La clave del éxito de la incorporación gradual de nuevos grupos inmigrantes a finales del siglo XIX, decía, radicaba en el modelo de inserción donde el acceso a la educación pública gratuita, programas sociales y asociaciones de auxilio mutuo habían sido esenciales para la creación de una clase media vigorosa. Varias generaciones de trabajadores calificados, intelectuales, políticos, empresarios, financistas y filántropos florecieron, si bien sus antecesores tuvieron que superar pobreza, discriminación y estigma, el ritual de todo grupo que se asienta en el supuesto país de las oportunidades.
Efectivamente, en cualquier país, uno de los principales indicadores de movilidad social es el acceso equitativo a una educación sostenible de calidad. En el caso de los inmigrantes, lo es también el de su integración al tejido social de país receptor, lo cual es casi imposible sin una adecuada educación, primordialmente universitaria. La acción diferida de la administración Obama que suspendió las deportaciones de jóvenes estudiantes indocumentados es un paso correcto en esa línea. Por un lado les permite obtener un permiso de trabajo temporal y por el otro, aspirar a continuar sus estudios sean éstos secundarios o universitarios.
Sin embargo, la constante desinversión en educación, transformándose en un bien privado en lugar de uno público, pone en riesgo los sueños de muchas generaciones en este país. Las oportunidades se vuelven exclusivas para los segmentos más pudientes que, como ya se ha dicho ad nauseam, provoca un sistema de inequidades sociales que incluso afecta la economía. Y estas oportunidades se encuentran más distantes del segmento hispano-estadounidense, sean éstos inmigrantes o sus descendientes.
Ingresar a la universidad es cada vez más limitado, dado el alto costo de la matrícula de estudios. Esto ha provocado que en las últimas décadas, los estudiantes tengan que endeudarse para pagar la universidad “pública” pero no gratuita pues, aunque la mayoría de casas de estudio reciban financiamiento estatal, los estudiantes deben pagar una parte considerable de su carrera. Según un artículo de la revista On Campus de la Federación Americana de Maestros (AFT por sus siglas en inglés), el porcentaje de estudiantes con préstamos se ha incrementado de 35 a 40 por ciento en los últimos cuatro años. Casi la mitad de los estudiantes se encuentran endeudados, por lo que no sorprende que la crisis de la deuda universitaria persista después de la recesión, sumando $1 trillón en 2013.
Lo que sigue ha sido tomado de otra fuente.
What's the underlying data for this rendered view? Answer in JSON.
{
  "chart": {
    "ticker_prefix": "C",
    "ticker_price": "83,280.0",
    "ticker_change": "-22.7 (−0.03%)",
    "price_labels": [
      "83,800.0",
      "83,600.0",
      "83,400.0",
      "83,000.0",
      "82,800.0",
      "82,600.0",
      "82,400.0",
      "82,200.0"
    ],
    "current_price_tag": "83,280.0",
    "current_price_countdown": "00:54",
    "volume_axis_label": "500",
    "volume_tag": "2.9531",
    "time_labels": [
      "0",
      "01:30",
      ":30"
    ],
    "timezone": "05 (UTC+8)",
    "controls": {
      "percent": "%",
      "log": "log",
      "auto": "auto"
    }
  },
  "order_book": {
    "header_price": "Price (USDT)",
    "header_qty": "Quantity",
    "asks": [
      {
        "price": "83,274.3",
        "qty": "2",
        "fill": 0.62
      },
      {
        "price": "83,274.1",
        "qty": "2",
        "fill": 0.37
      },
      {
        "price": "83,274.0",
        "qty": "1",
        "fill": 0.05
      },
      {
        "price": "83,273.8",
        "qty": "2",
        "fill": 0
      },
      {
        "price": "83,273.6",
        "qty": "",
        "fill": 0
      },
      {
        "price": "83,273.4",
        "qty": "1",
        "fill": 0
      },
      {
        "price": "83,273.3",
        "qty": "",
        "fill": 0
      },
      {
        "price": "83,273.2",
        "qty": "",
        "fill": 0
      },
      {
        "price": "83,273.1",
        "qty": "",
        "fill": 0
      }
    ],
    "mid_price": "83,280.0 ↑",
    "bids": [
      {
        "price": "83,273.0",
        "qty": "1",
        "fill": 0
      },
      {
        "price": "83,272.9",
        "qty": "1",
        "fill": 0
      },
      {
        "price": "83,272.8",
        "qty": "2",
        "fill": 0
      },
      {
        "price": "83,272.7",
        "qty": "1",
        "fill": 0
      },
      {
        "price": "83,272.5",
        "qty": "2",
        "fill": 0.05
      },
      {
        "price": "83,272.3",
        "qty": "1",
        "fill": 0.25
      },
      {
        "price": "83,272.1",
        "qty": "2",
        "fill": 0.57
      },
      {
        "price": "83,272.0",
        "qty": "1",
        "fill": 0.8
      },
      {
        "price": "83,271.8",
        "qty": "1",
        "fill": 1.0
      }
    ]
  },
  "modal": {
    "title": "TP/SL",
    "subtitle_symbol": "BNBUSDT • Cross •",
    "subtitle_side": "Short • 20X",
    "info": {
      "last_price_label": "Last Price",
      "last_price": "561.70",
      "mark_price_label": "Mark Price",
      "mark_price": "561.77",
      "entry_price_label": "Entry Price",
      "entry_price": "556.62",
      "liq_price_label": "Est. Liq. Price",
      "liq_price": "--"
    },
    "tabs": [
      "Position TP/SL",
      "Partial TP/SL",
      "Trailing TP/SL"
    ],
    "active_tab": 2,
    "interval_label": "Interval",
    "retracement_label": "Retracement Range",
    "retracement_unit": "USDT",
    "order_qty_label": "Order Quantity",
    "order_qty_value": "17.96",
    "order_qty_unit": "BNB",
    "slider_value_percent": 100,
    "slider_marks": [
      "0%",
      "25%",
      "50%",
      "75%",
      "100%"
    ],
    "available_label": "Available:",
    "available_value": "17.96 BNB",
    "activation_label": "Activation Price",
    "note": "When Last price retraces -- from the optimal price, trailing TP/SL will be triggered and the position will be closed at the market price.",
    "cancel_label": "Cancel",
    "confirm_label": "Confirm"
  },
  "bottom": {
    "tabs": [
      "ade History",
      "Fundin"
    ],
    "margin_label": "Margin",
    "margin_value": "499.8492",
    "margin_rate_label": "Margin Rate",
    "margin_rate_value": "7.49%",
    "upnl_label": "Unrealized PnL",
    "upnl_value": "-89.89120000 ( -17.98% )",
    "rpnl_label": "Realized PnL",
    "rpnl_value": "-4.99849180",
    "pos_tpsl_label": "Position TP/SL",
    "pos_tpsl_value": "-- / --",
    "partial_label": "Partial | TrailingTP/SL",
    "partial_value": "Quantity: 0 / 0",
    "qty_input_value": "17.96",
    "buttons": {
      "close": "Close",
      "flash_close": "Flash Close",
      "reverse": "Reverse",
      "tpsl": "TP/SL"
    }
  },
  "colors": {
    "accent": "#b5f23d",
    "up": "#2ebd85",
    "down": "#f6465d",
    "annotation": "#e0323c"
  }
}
En el caso de los hispanos, el efecto es mixto pues resulta que son más reacios a endeudarse debido a la incertidumbre que les genera no saber si podrán pagar su deuda, limitando sus opciones educativas y ofertas de ayuda financiera. Según el mismo artículo, sólo 60 por ciento de hispanos utilizan servicios financieros (comparado con 90 por ciento del resto de la población) y el uso de la tarjeta de crédito es mínimo. De tal forma que ese balance entre prudencia y responsabilidad los acorrala a matricularse en colegios preparatorios de dos años que por lo general son menos onerosos pero ofrecen menos recursos tanto académicos como financieros. Usualmente, los estudiantes de bajos recursos que se inscriben en instituciones caras reciben mayor ayuda financiera que si lo hacen en centros de estudio de bajo costo. Además, generalmente, los hispanos tienden a estudiar medio tiempo para trabajar, lo cual los descalifica para recibir préstamos subsidiados, optando por préstamos privados y cuidando que no suban los intereses.
Cuando por fin los estudiantes hispanos están graduándose en mayores porcentajes (76.3 por ciento en 2011), resulta contraproducente que existan pocos esfuerzos por evitar que la educación se privatice y comercialice en detrimento de formar e integrar a millones de jóvenes a la vida productiva. El futuro está en juego.